Downey revealed in October last year that he had instructed restructuring advisor Resolve to liquidate the company that ran his four street food businesses, which included Dinerama in Shoreditch; Hawker House in Canada Water; Giant Robot in Canary Wharf; and Model Market in Lewisham.
At the time he said the 'calamitous, misguided leadership' of the Government during the Covid crisis had meant there was no business left to save.
According to the liquidator’s report, published last week, Jamie Oliver, Nigella Lawson and Heston Blumenthal were among 300 investors in the venture, with other backers including Yotam Ottolenghi, Gizzi Erskine, Russell Norman, and food critic Marina O’Loughlin.
Downey told the Evening Standard that the majority of investors backed the company through the Government’s start-up accelerator the Enterprise Investment Scheme, with much of the outlay covered by tax relief and failure protection.
He said: “A lot of our backers were already rich and successful and weren’t investing for financial gain but were giving us their support as we tried to create something great for London.
“Sadly because of Covid that didn’t happen, but nobody’s going to get burned."
The majority of Street Feast's sites now back in the hands of their landlords.
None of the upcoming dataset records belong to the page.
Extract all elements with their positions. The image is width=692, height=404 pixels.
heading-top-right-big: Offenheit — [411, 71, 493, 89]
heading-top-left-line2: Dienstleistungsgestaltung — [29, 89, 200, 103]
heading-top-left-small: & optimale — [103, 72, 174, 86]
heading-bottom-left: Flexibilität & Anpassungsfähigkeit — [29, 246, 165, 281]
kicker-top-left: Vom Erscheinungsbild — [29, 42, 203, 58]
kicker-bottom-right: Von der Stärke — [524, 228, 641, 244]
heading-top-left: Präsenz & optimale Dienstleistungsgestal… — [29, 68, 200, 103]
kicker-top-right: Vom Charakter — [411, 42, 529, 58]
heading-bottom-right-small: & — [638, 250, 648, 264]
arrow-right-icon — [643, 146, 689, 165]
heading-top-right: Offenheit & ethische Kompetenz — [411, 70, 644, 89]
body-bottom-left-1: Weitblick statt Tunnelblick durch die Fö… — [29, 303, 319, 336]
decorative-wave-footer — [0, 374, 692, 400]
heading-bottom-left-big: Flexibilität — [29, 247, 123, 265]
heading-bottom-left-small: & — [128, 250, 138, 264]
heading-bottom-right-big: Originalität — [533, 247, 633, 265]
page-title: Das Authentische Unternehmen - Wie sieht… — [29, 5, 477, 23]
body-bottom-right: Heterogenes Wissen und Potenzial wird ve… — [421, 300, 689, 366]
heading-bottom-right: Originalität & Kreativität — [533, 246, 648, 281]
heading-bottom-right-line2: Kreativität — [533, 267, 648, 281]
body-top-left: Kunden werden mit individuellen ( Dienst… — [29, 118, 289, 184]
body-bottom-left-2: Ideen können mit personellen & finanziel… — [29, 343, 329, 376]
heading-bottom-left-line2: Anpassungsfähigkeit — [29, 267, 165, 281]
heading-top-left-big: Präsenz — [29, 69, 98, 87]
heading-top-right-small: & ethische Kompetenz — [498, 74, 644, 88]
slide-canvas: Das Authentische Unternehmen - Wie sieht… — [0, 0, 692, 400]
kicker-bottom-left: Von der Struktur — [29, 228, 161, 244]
Dinerama's space has subsequently been acquired by Beach Blanket Babylon founder Robert Newmark, who is set to reopen the site as LALALAND - billed as a ‘lush garden of food, drink and rendezvous set in the urban scape of East London’ - this year.
Meanwhile, The Incipio Group is turning Giant Robot into a City version of its Pergola restaurant concept.
Downey told the Evening Standard that he lost eight years of his life and a paper fortune pegged at £25m from the collapse but nevertheless intends to revive the concept once the threat of further lockdowns has fully lifted.
Papers filed to Companies House show the company, since renamed 100 Clifton, crashed with debts of around £2.1m including unpaid salaries, rents and tax, with cash in the bank of £52,000.
“The business was killed because of the lockdowns and government restrictions. We also had some very difficult landlords.
“Some of them have now brought in new operators, a bit like a cuckoo taking over someone else’s nest.”
He added: “Dinerama was a car park. It was 12,000sq ft of concrete. We got a licence, planning permission, spent a million pounds building that site... then some other company gets to take it over because we can no longer operate due to Covid restrictions.
“We’ve been completely screwed over. But we’ll be back.”
Downey, who founded Street Feast in 2012, was instrumental in calling for the introduction of the rent lease forfeiture moratorium and subsequently founded the Hospitality Union action group to deal with the massive disruption to the industry caused by the Coronavirus pandemic.
His iconic Soho bar Milk & Honey, which he ran for 18 years, also closed last year.